Петр взглянул на рюмочку Станислава Леопольдовича и усомнился: вид у нее был нетронутый. Тогда он поднял свою и произнес: – Авось приманенная радость…
– Еще заглянет в угол наш, – без долгих раздумий откликнулся хозяин, несколько все же ошарашив Петра, для которого эта цитата из Баратынского была полной случайностью: ее занесло в память на одной давней вечеринке бог знает когда.
– Вот уж не ожидал, что Вы тоже знаете… – не очень-то вежливо констатировал Петр и услышал потрясающий ответ: – Я все знаю, -будничным совершенно голосом.
Относиться к этому Петр не стал никак.
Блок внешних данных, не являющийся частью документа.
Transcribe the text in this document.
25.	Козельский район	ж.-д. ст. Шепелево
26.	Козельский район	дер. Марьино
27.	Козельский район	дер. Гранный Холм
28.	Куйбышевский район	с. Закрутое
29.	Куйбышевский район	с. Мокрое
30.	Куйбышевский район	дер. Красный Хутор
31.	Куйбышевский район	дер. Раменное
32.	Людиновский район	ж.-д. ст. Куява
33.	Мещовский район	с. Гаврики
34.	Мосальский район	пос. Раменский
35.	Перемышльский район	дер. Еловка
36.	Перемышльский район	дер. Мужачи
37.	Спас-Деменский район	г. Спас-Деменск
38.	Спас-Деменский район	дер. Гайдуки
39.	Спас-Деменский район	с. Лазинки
Анатолий допил чай и развалился возле дивана, не глядя ни на кого. А Петр допил ликер, не дожидаясь Станислава Леопольдовича. Теперь следовало попрощаться, поблагодарить и уйти.
– Мне не хочется уходить от Вас, – вместо всего этого сказал Петр и не ушел.
– Очень рад, – серьезно, с жутковатой даже серьезностью, отвечал Станислав Леопольдович. – Да и ситуация еще не исчерпана. Если бы Вы знали, насколько не исчерпана…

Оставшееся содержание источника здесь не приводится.